Below is what I got from my agent, but I’m sure that auto insurance laws vary by state, so don’t assume the following extends to you. Call yourself! If you’re really serious, you’ll get them to show you where all this is written out in your insurance policy. I know I kept mine somewhere.
Liability Coverage. Your existing limits extends to the rental car.
Comprehensive Coverage. This extends to the rental car. Your same deductible applies.
Collision Coverage. This extends to the rental car. Your same deductible applies.
Other Possible Charges
This could be good news for some, but perhaps not quite so good if you have high deductibles. In addition, she did point out that there are certain things that State Farm will not cover from the rental car companies.
- Claims Processing Fees or “Administrative” Charges – If you get in an accident, it sounds like they can charge you a fee just to deal with it. Blech.

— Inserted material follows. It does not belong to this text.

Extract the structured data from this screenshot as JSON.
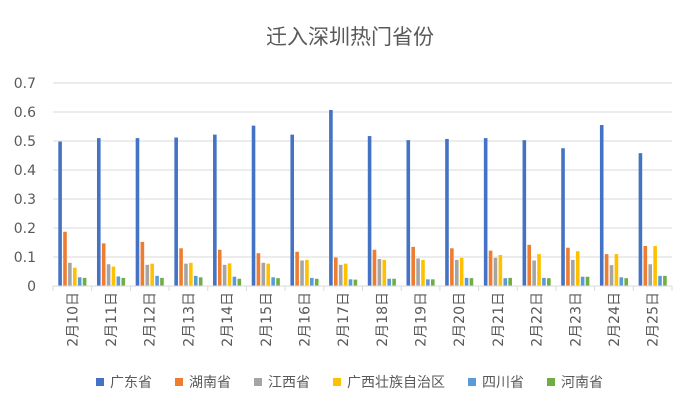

- Loss-of-Use Charges – The rental car company will claim that for every day the car was being fixed, they could have rented it out. They don’t even have to prove that they were out of cars at the time.
Secondary Rental Car Insurance
This is where the secondary rental car insurance from credit cards can come in handy. Details can still vary depending on the specific card, so look for specific wording in the paperwork that they mail you with the tiny print on amazingly thin paper. Here’s some sample info from Visa:
Visa Auto Rental CDW reimburses you for the deductible portion of your personal automobile insurance, valid administrative and loss-of-use charges imposed by the rental car company, as well as reasonable towing charges resulting from covered damage or theft of the rental vehicle while it is your responsibility.
This seems to plug in the remaining holes in coverage, besides the vague usage of the word “valid”.
Unlimited Non-Owned Car Coverage (UNOC)
Another option is to purchase an additional rider on your auto insurance, which State Farm calls UNOC. She quoted me about $30 per 6-month period. However, you can simply add it on and take it off for something as short as a month, which on a pro-rated basis would cost only $5.